Fabulous MidLife Women

As women in our middle years we sometimes lose direction. Things that were familiar like kids at home, careers and busy family lives may have slowed or even disappeared. Maybe your marital status has changed too. We too often hear that midlife and then retirement is a time of loneliness, invisibility and stress for many women. A time when some women seem without a purpose. So today I am encouraging you to rethink it all. It’s time to join me in Re-wirement – Finding Your Midlife Passion.

Mindfulness

I’ve been really focused on mindfulness for several months, and finding this focus has centered me in many areas of my life. I’m half-way through a 12-week online course from Yale University called The Science of Well-Being. In this class, and also in the Noom program I have been focused on, we talk a great deal about mindfulness and how it pertains to our overall well-being. I’ve also found myself during the pandemic reading lots of mindfulness books including one I just finished called The Four Agreements, and one I am currently reading and loving called Big Magic by Elizabeth Gilbert.

Gilbert encourages a creative path towards an amplified life – a life driven by curiosity, courage, and peace. Not a life of fear. Because fear disables our ability to move forward. Realizing you are brave in midlife is how you can finally take that step towards your passion! Exactly what we are talking about here today.

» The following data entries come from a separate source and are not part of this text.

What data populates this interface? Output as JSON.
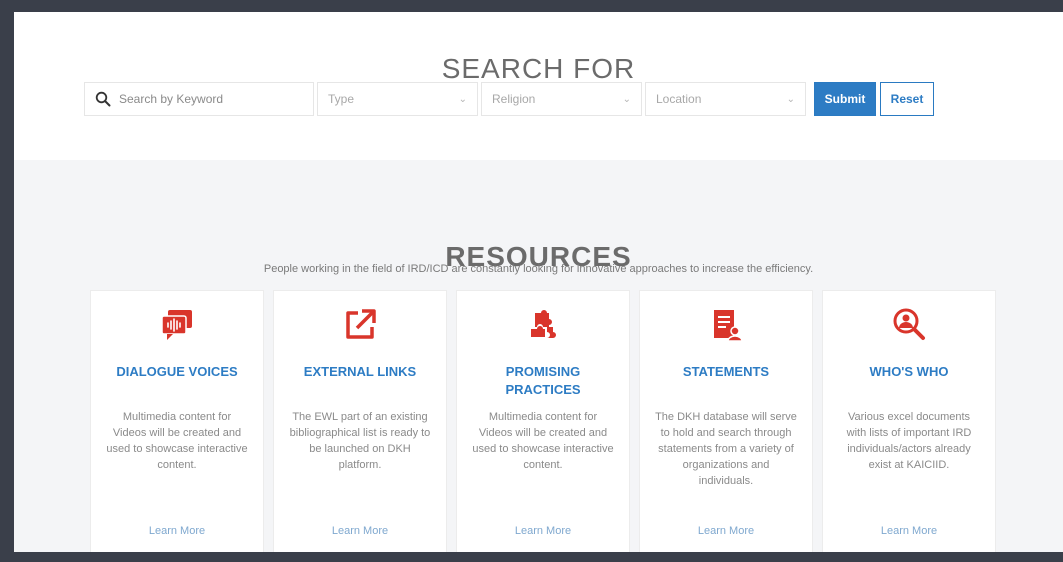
{
  "search": {
    "title": "SEARCH FOR",
    "keyword_placeholder": "Search by Keyword",
    "type_label": "Type",
    "religion_label": "Religion",
    "location_label": "Location",
    "submit_label": "Submit",
    "reset_label": "Reset"
  },
  "resources": {
    "title": "RESOURCES",
    "subtitle": "People working in the field of IRD/ICD are constantly looking for innovative approaches to increase the efficiency.",
    "cards": [
      {
        "icon": "audio-chat-icon",
        "title": "DIALOGUE VOICES",
        "description": "Multimedia content for Videos will be created and used to showcase interactive content.",
        "link": "Learn More"
      },
      {
        "icon": "external-link-icon",
        "title": "EXTERNAL LINKS",
        "description": "The EWL part of an existing bibliographical list is ready to be launched on DKH platform.",
        "link": "Learn More"
      },
      {
        "icon": "puzzle-icon",
        "title": "PROMISING PRACTICES",
        "description": "Multimedia content for Videos will be created and used to showcase interactive content.",
        "link": "Learn More"
      },
      {
        "icon": "document-user-icon",
        "title": "STATEMENTS",
        "description": "The DKH database will serve to hold and search through statements from a variety of organizations and individuals.",
        "link": "Learn More"
      },
      {
        "icon": "search-person-icon",
        "title": "WHO'S WHO",
        "description": "Various excel documents with lists of important IRD individuals/actors already exist at KAICIID.",
        "link": "Learn More"
      }
    ]
  },
  "colors": {
    "accent": "#2d7cc4",
    "icon_red": "#d9352b",
    "section_bg": "#f4f5f7"
  }
}
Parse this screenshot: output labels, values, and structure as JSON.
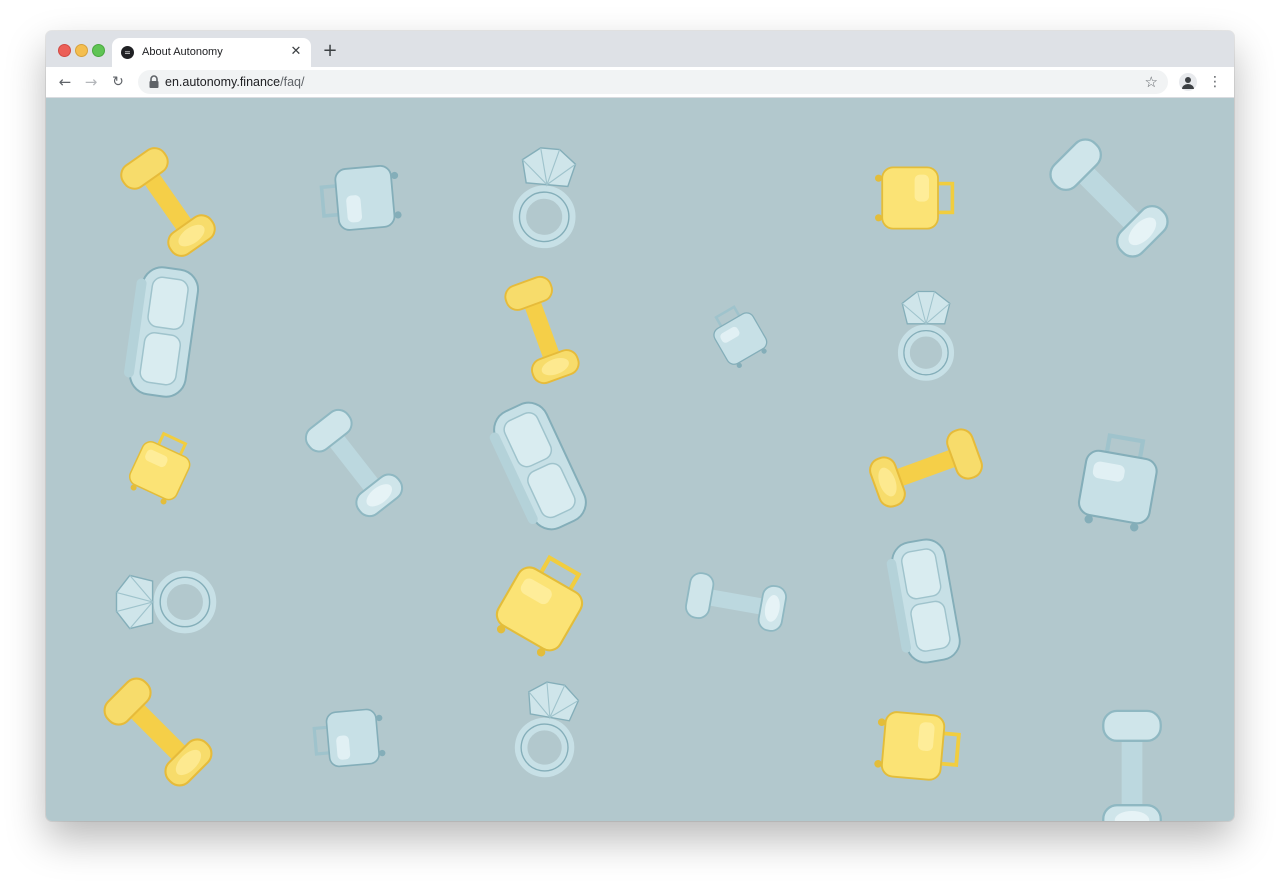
{
  "browser": {
    "tab": {
      "title": "About Autonomy",
      "favicon_glyph": "=",
      "close_glyph": "✕"
    },
    "new_tab_glyph": "+",
    "nav": {
      "back_glyph": "←",
      "forward_glyph": "→",
      "reload_glyph": "↻"
    },
    "address": {
      "host": "en.autonomy.finance",
      "path": "/faq/"
    },
    "bookmark_glyph": "☆",
    "menu_glyph": "⋮"
  },
  "page": {
    "background_color": "#b2c8cd",
    "object_colors": {
      "yellow": "#f7dc6b",
      "blue": "#c7e0e6"
    }
  }
}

None of this is about hocus-pocus or Dharma or religion or voodoo or cosmic forces…but it is about transcendence and our ability to move forward towards what your vision of ultimate happiness is and those things that are standing in your way to get there.

Midlife Passion
This is me at 60 and Loving it.

The Science of Well-Being course introduced me to the term “re-wirement”. It’s not a term just for people in middle-age. Or just for women. It’s a way to look at our lives and find the causes of our unhappiness, stress and anxiety and then work to re-wire.

Re-Wirement

Re-wirement – Finding Your MidLife Passion began for me about a year before I retired. I was lucky to retire at 53, but considering I had been working since I was 14 – I was ready to re-wire. I put my courage hat on and went looking for a life where I could focus on inner peace and outer well-being. I found it with the help of my darling husband. I found it by re-wiring our lives, letting go of both people and things that bogged me down or were not in sync with my vision, and focusing on our dreams. In the years since I’ve lost track of how many times I’ve been asked how I re-invented myself. My answer is always the same – I did not. All I did was peel away the protective layers I had built around me, and found underneath my authentic self. By the way, she’s awesome at 60.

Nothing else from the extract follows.